The Reserve Bank of India (RBI) board on Friday approved a dividend of Rs 2.87 lakh crore to the central government for the fiscal year 2025-26, marking a 6.7% increase from the previous year's Rs 2.69 lakh crore. This decision came even as the central bank significantly raised its transfers to the contingency risk buffer, reflecting a surge in earnings and balance sheet expansion.
Higher Dividend Amid Increased Risk Buffer
The higher dividend was announced despite a transfer of Rs 1.09 lakh crore to the contingency risk buffer, which represents a 143% increase from last year's Rs 44,861 crore. This sharp rise was driven by a 26% increase in net income, which reached Rs 3.96 lakh crore. However, despite the larger transfer, the ratio of the contingency risk buffer to the RBI's balance sheet declined to 6.5% from 7% a year ago, primarily because the central bank's balance sheet expanded by 20.6% to Rs 91,97,121.08 crore as of March 31, 2026.
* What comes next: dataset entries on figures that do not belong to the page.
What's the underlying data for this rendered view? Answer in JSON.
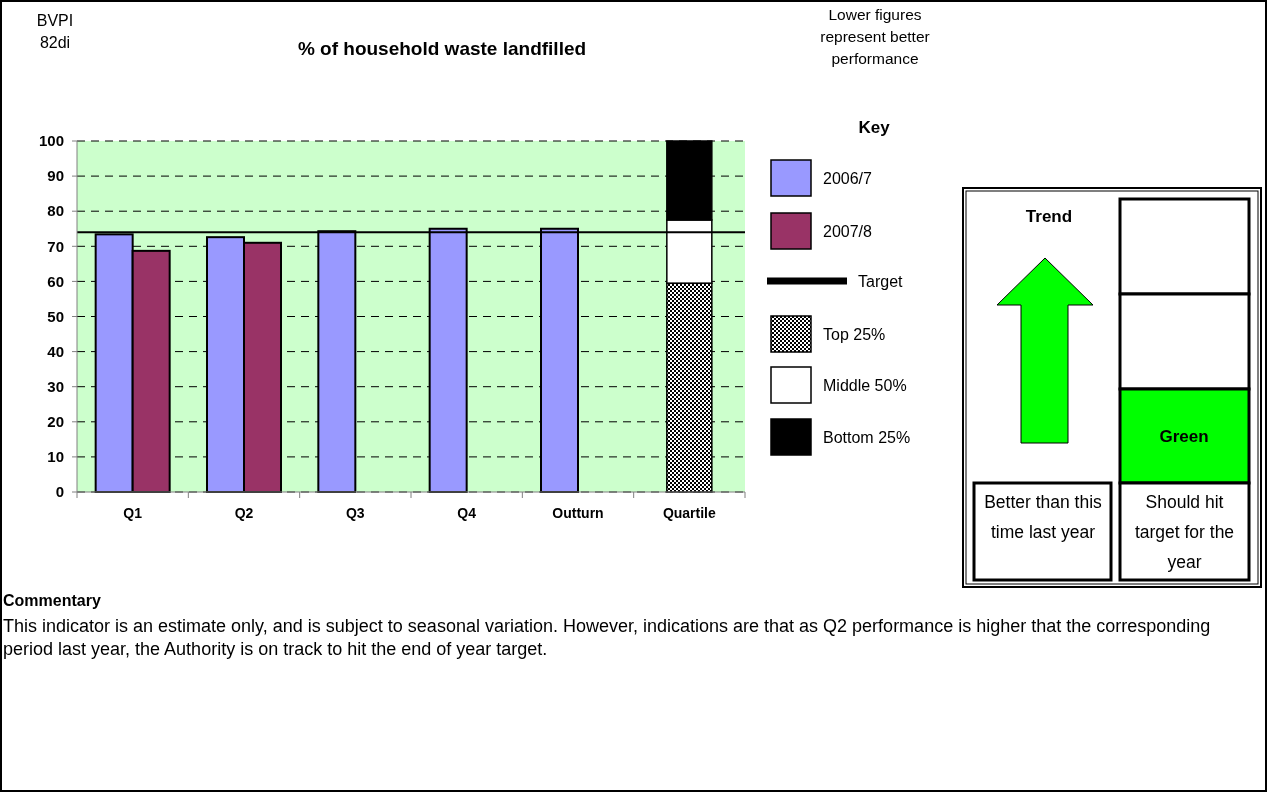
{
  "chart_data": {
    "type": "bar",
    "title": "% of household waste landfilled",
    "legend_title": "Key",
    "categories": [
      "Q1",
      "Q2",
      "Q3",
      "Q4",
      "Outturn",
      "Quartile"
    ],
    "series": [
      {
        "name": "2006/7",
        "color": "#9999ff",
        "values": [
          73.4,
          72.6,
          74.3,
          75,
          75,
          null
        ]
      },
      {
        "name": "2007/8",
        "color": "#993366",
        "values": [
          68.7,
          71,
          null,
          null,
          null,
          null
        ]
      },
      {
        "name": "Top 25%",
        "color": "#000000",
        "values": [
          null,
          null,
          null,
          null,
          null,
          59.5
        ],
        "base": [
          null,
          null,
          null,
          null,
          null,
          0
        ]
      },
      {
        "name": "Middle 50%",
        "color": "#ffffff",
        "values": [
          null,
          null,
          null,
          null,
          null,
          18
        ],
        "base": [
          null,
          null,
          null,
          null,
          null,
          59.5
        ]
      },
      {
        "name": "Bottom 25%",
        "color": "#000000",
        "values": [
          null,
          null,
          null,
          null,
          null,
          22.5
        ],
        "base": [
          null,
          null,
          null,
          null,
          null,
          77.5
        ]
      }
    ],
    "ylim": [
      0,
      100
    ],
    "yticks": [
      0,
      10,
      20,
      30,
      40,
      50,
      60,
      70,
      80,
      90,
      100
    ],
    "grid": "y",
    "legend": "right",
    "ref_lines": [
      {
        "axis": "y",
        "value": 74,
        "label": "Target",
        "color": "#000000"
      }
    ],
    "annotations": [
      "BVPI 82di",
      "Lower figures represent better performance",
      "Commentary",
      "This indicator is an estimate only, and is subject to seasonal variation.  However, indications are that as Q2 performance is higher that the corresponding period last year, the Authority is on track to hit the end of year target.",
      "Trend",
      "Green",
      "Better than this time last year",
      "Should hit target for the year"
    ]
  }
}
Factors Behind Balance Sheet Expansion
The expansion of the RBI's balance sheet can be attributed to several factors, including rising gold prices, increased intervention in bond and foreign exchange markets, liquidity management operations, and a surge in currency in circulation. These elements collectively contributed to the central bank's financial growth.
Calibrated Capital Management Approach
The RBI's financial outcome for 2025-26 reflects a calibrated capital management approach, balancing higher internal provisioning with a larger surplus payout to the government. This marks a shift from the previous year, when the focus was primarily on strengthening safety buffers over surplus distribution. The surplus transfer is particularly beneficial for the central government, which faces the prospect of higher fertilizer and cooking gas subsidies, as well as a potential tax hit due to a spike in global oil prices.
Budgetary Impact
For the current fiscal year, the central government has budgeted Rs 3,16,000 crore as dividends from the RBI, banks, and financial institutions, compared to Rs 3,04,590 crore in the previous year. With the State Bank of India (SBI) and Life Insurance Corporation (LIC) providing dividends of over Rs 14,000 crore, the government needs to garner Rs 16,000 crore in dividends from other banks and financial institutions to meet its budgeted target.
Net Income and Balance Sheet Growth
The RBI's net income before provisions rose by 26.3% to approximately Rs 3.96 lakh crore, up from Rs 3.13 lakh crore in the previous year. Simultaneously, the RBI's balance sheet expanded by more than 20% over the year, crossing the Rs 91 lakh crore mark. This robust financial performance underscores the central bank's ability to generate surplus while maintaining adequate reserves for contingencies.